Unser Tagebuch aus Prag... Tag 4

Der Regen vom letzten Abend hatte sich zum Glück verzogen und die Sonne zeigte sich den ganzen Tag. Es wurde mal wieder ein langer harter Tag für meine geschundenen Füße. Tag 4 in Prag startete an der Karlsbrücke. Lex stapfte auf den Turm hinauf, um den dortigen Cache „Prague Tribute“ zu suchen, während David und ich uns in den Trubel auf der Karlsbrücke mischten und Lex von unten beim Suchen beobachteten. Warum wir nicht auch mit hoch sind, werdet ihr euch fragen? Na ja, man musste Eintritt zahlen, um den Turm betreten zu dürfen, da reichte es, wenn wir die Kronen zusammenlegten und einer, in diesem Falle Lex, hoch ging. Es dauerte auch nicht lange, dann kam er mit einer discoverten Coin und jeder Menge Fotos wieder runter.




Der weitere Weg am Vormittag führte uns von der Karlsbrücke in Richtung Prager Burg. Er war gespickt mit einigen knifflig versteckten Tradis am Straßenrand. Springende Koordinaten und jede Menge Muggel machten die Suche nicht einfacher und auch die Hints verwirrten mehr als das sie halfen. Doch jeder von uns hatte schließlich irgendwann sein Fund-Erfolgserlebnis und drei weitere Tradis konnten geloggt werden. Am Fuße der Burg stand dann unser erster Earthcache in Prag auf dem Programm. Ein aufgeschlossenes geologisches Profil, das Letna Profile, galt es zu fotografieren. Außerdem musste man eine spezielle markante Schicht ausmessen und die Anzahl der einzelnen Schichten schätzen. Das klappte auch ganz gut, nur an der letzten Aufgabe bissen wir uns eine Zeitlang die Zähne aus. Dabei sollte es eigentlich ganz einfach sein, ein bestimmtes  Gebäude zu finden, das mit dem Earthcache in enger Beziehung stand. Doch wir rannten 20 Minuten etwas kopflos durch die angrenzenden Straßen und zu allem Überfluss meldeten sich meine Füße zum ersten Mal an diesem Tag.

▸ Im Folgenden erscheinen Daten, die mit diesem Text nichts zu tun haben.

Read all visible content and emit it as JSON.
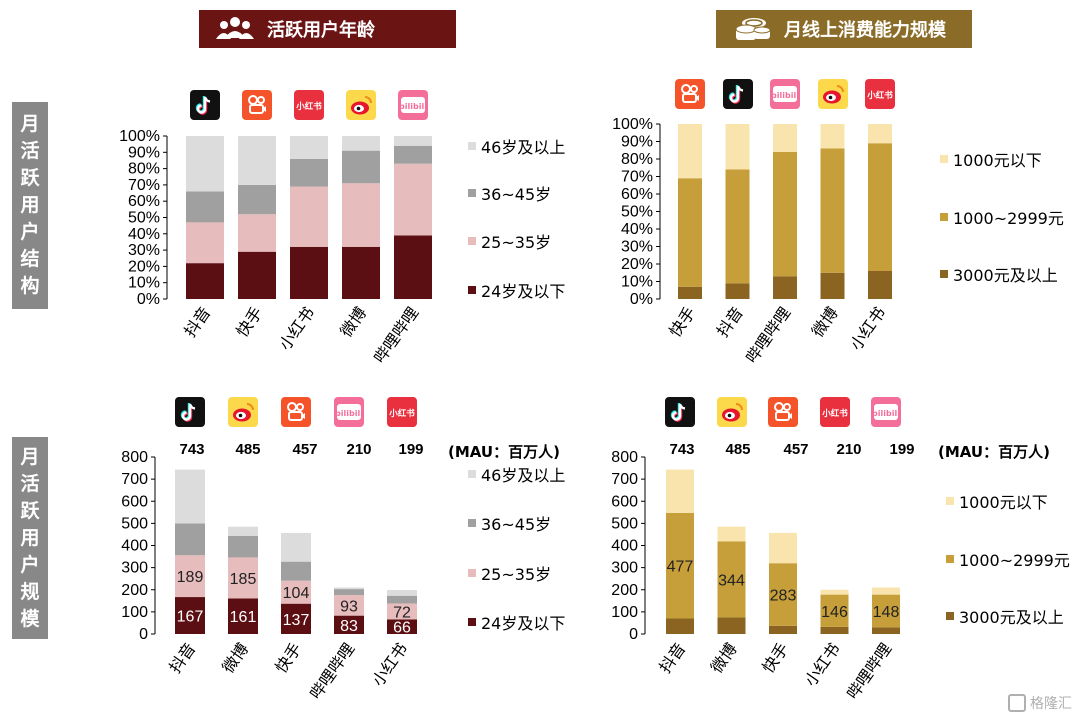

Was sollte das noch werden, der Tag fing doch gerade erst an. Na jedenfalls war das Gebäude irgendwann doch gefunden und der beschwerliche Aufstieg zur Prager Burg begann. Der 1000. Cache von Lex sollte in Angriff genommen werden. Neben Lex’ Jubiläum sollte es auch mein erster Wherigo werden. So war es jedenfalls geplant, aber dann streikte die Wherigo Cartridge auf Davids Oregon und wir mussten den Wherigo mitten drin abbrechen. Schade, schade! Etwas gefrustet ging es die Treppen wieder runter und wir nahmen das zweite große Ziel an diesem Tag ins Visier: Auf zum Prager Zoo!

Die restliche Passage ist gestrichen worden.